Que font les régulateurs?

CheetahLes relations entre régulateurs et traders à haute fréquence ne sont pas toujours au beau fixe. Bart Chilton, un des commissaires de la Commodity Futures Trading Commission, a qualifié ces derniers de "cheetah", l'animal le plus rapide sur cette planète.

Mais aux Etats-Unis, à ce jour, aucune mesure n'a été prise sur le trading à haute fréquence, à l'exception des coupes-circuits généraux des marchés américains.

De l'autre côté de l'Atlantique, l'ESMA (l'autorité européenne des régulateurs de marché) a lancé une consultation sur ce type de trading. Une étude de l'IOSCO, qui rassemble les régulateurs mondiaux, a souligné elle combien les stratégies sophistiquées de ces traders sont difficiles à comprendre pour ceux-ci.

La Commission européenne a elle proposé d'imposer une obligation de liquidité pour les traders à haute fréquence. Ceci signifie qu'il leur serait demandé de rester en permanence sur le marché.

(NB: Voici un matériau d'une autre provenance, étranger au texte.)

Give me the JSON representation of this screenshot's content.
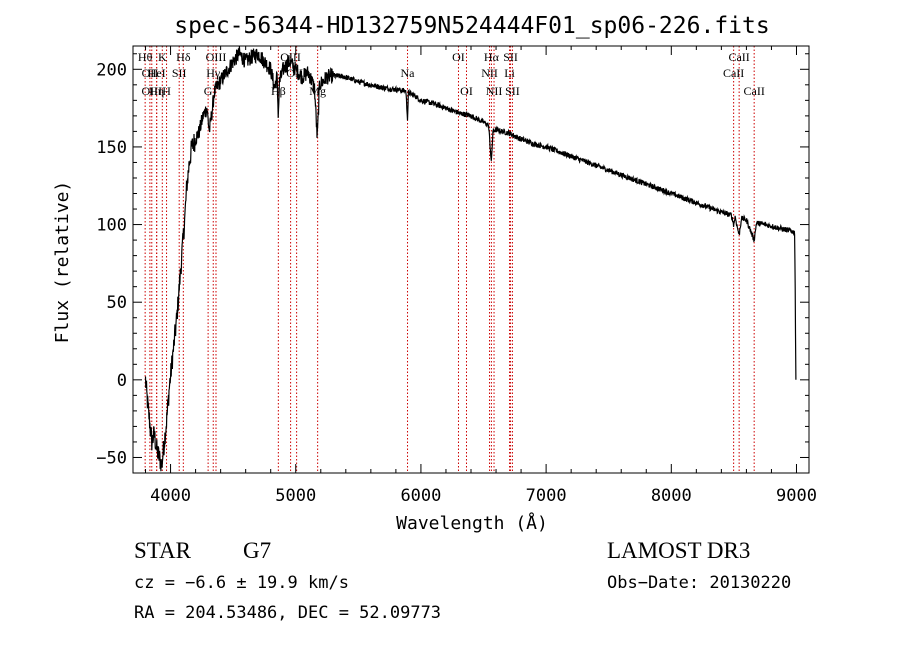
{
  "chart_data": {
    "type": "line",
    "title": "spec-56344-HD132759N524444F01_sp06-226.fits",
    "xlabel": "Wavelength (Å)",
    "ylabel": "Flux (relative)",
    "xlim": [
      3700,
      9100
    ],
    "ylim": [
      -60,
      215
    ],
    "xticks": [
      4000,
      5000,
      6000,
      7000,
      8000,
      9000
    ],
    "yticks": [
      -50,
      0,
      50,
      100,
      150,
      200
    ],
    "series": [
      {
        "name": "flux",
        "x": [
          3800,
          3810,
          3830,
          3850,
          3870,
          3890,
          3910,
          3930,
          3950,
          3970,
          3990,
          4010,
          4030,
          4050,
          4070,
          4090,
          4110,
          4130,
          4150,
          4170,
          4200,
          4230,
          4260,
          4290,
          4310,
          4330,
          4350,
          4380,
          4420,
          4460,
          4500,
          4550,
          4600,
          4650,
          4700,
          4750,
          4800,
          4830,
          4850,
          4861,
          4870,
          4900,
          4950,
          5000,
          5050,
          5100,
          5150,
          5172,
          5190,
          5250,
          5300,
          5400,
          5500,
          5600,
          5700,
          5800,
          5880,
          5893,
          5900,
          5950,
          6000,
          6100,
          6200,
          6300,
          6400,
          6450,
          6500,
          6540,
          6563,
          6575,
          6600,
          6650,
          6700,
          6800,
          6900,
          7000,
          7100,
          7200,
          7300,
          7400,
          7500,
          7600,
          7700,
          7800,
          7900,
          8000,
          8100,
          8200,
          8300,
          8400,
          8480,
          8498,
          8510,
          8542,
          8560,
          8600,
          8662,
          8680,
          8750,
          8800,
          8850,
          8900,
          8950,
          8985,
          8990,
          8995
        ],
        "y": [
          0,
          -10,
          -25,
          -40,
          -35,
          -45,
          -50,
          -55,
          -40,
          -25,
          -5,
          10,
          25,
          40,
          60,
          80,
          100,
          125,
          140,
          150,
          155,
          160,
          170,
          175,
          160,
          172,
          185,
          190,
          195,
          200,
          205,
          210,
          205,
          208,
          210,
          205,
          200,
          188,
          195,
          170,
          192,
          200,
          205,
          200,
          195,
          198,
          188,
          155,
          190,
          195,
          196,
          195,
          192,
          190,
          188,
          187,
          186,
          168,
          185,
          183,
          180,
          178,
          175,
          172,
          170,
          168,
          166,
          164,
          140,
          160,
          161,
          160,
          159,
          155,
          152,
          150,
          147,
          144,
          141,
          138,
          135,
          132,
          129,
          126,
          123,
          120,
          117,
          114,
          111,
          108,
          106,
          100,
          105,
          93,
          104,
          103,
          90,
          101,
          100,
          99,
          98,
          97,
          96,
          95,
          60,
          0
        ]
      }
    ],
    "annotations": [
      {
        "wavelength": 3797,
        "label": "Hθ",
        "row": 0
      },
      {
        "wavelength": 3835,
        "label": "OII",
        "row": 1
      },
      {
        "wavelength": 3850,
        "label": "OIII",
        "row": 2
      },
      {
        "wavelength": 3889,
        "label": "Hη",
        "row": 2
      },
      {
        "wavelength": 3934,
        "label": "K",
        "row": 0
      },
      {
        "wavelength": 3968,
        "label": "H",
        "row": 2
      },
      {
        "wavelength": 3889,
        "label": "HeI",
        "row": 1
      },
      {
        "wavelength": 4069,
        "label": "SII",
        "row": 1
      },
      {
        "wavelength": 4102,
        "label": "Hδ",
        "row": 0
      },
      {
        "wavelength": 4300,
        "label": "G",
        "row": 2
      },
      {
        "wavelength": 4341,
        "label": "Hγ",
        "row": 1
      },
      {
        "wavelength": 4363,
        "label": "OIII",
        "row": 0
      },
      {
        "wavelength": 4861,
        "label": "Hβ",
        "row": 2
      },
      {
        "wavelength": 4959,
        "label": "OIII",
        "row": 0
      },
      {
        "wavelength": 5007,
        "label": "OIII",
        "row": 1
      },
      {
        "wavelength": 5175,
        "label": "Mg",
        "row": 2
      },
      {
        "wavelength": 5893,
        "label": "Na",
        "row": 1
      },
      {
        "wavelength": 6300,
        "label": "OI",
        "row": 0
      },
      {
        "wavelength": 6364,
        "label": "OI",
        "row": 2
      },
      {
        "wavelength": 6548,
        "label": "NII",
        "row": 1
      },
      {
        "wavelength": 6563,
        "label": "Hα",
        "row": 0
      },
      {
        "wavelength": 6584,
        "label": "NII",
        "row": 2
      },
      {
        "wavelength": 6708,
        "label": "Li",
        "row": 1
      },
      {
        "wavelength": 6716,
        "label": "SII",
        "row": 0
      },
      {
        "wavelength": 6731,
        "label": "SII",
        "row": 2
      },
      {
        "wavelength": 8498,
        "label": "CaII",
        "row": 1
      },
      {
        "wavelength": 8542,
        "label": "CaII",
        "row": 0
      },
      {
        "wavelength": 8662,
        "label": "CaII",
        "row": 2
      }
    ]
  },
  "info": {
    "class_type": "STAR",
    "class_sub": "G7",
    "survey": "LAMOST DR3",
    "cz": "cz = −6.6 ± 19.9 km/s",
    "obs_date": "Obs−Date: 20130220",
    "radec": "RA = 204.53486, DEC =  52.09773"
  },
  "colors": {
    "line": "#000000",
    "marker": "#cc0000",
    "background": "#ffffff"
  }
}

Mais la plus grosse offensive revient à la France. L'AMF avait suggéré d'imposer une taxe sur les annulations d'ordre et de mieux encadrer les pas de cotation.

Le Sénat français a voté vendredi dernier une taxe de 0,1% sur les annulations d'ordre. Les firmes qui annulent plus de 50% d'ordres par jour se verront imposées. Petite précision, cette mesure, qui devrait entrer en vigueur au début 2012, doit encore recevoir l'aval de l'Assemblée.

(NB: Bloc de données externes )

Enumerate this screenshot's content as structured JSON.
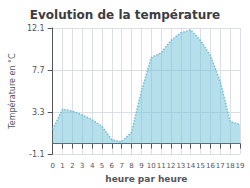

Du côté des traders à haute fréquence, on juge cette taxe "complètement dingue". "Les volumes de transactions à Paris vont baisser, les spreads vont s'élargir. Ce sera mauvais pour tout le monde" relève un acteur du marché. Les traders à haute fréquence vont tout simplement éviter de passer par Paris pour exécuter leurs transactions.

L'un d'entre eux m'a avoué son incompréhension de l'attitude du régulateur français. "Nous venons de passer trois heures avec ses représentants pour leur expliquer ce que nous faisons. Il n'y a rien de mystérieux là- dedans".

Visiblement, le dialogue a tourné à une conversation entre sourds...

Pourtant, certains régulateurs adoptent une approche différente. Aux Pays-Bas, l'AFM est en contact fréquent avece les traders à haute fréquence, via leur groupe de lobby, the European Principal Traders Association.  Elle reconnaît que ceux-ci lui posent un challenge, celui de suivre la technologie de ces traders. Mais elle essaie de recruter des employés de ces firmes parmi ses rangs. 

Les régulateurs ne peuvent intervenir qu'a posteriori des transactions. Ils doivent analyser les données de marché des séances déjà clôturées. "Mais tout abus de marché a en commun une hausse de la quantité de transactions soudaine sur un titre. C'est ce qui attire notre attention" m'a-t-on confié à l'AFM.

Tout n'est pas rose dans le trading à haute fréquence, dois-je le rappeler. Des stratégies comme le layering  ou le quote stuffing sont réprimées par la loi. Optiver a été condamné pour manipulation  de ce genre sur les cours du pétrole en 2009, Trillium également, en 2010, mais cette fois pour les cours du Nasdaq.

La technologie de ces traders est aussi constamment améliorée, et de plus en plus sophistiquée.

Mais plusieurs observateurs de marché soulignent qu'il est illusoire de croire qu'en les taxant, ceci va changer leurs pratiques. "Ils se déplaceront vers d'autres marchés moins contraignant" commente l'un d'entre eux.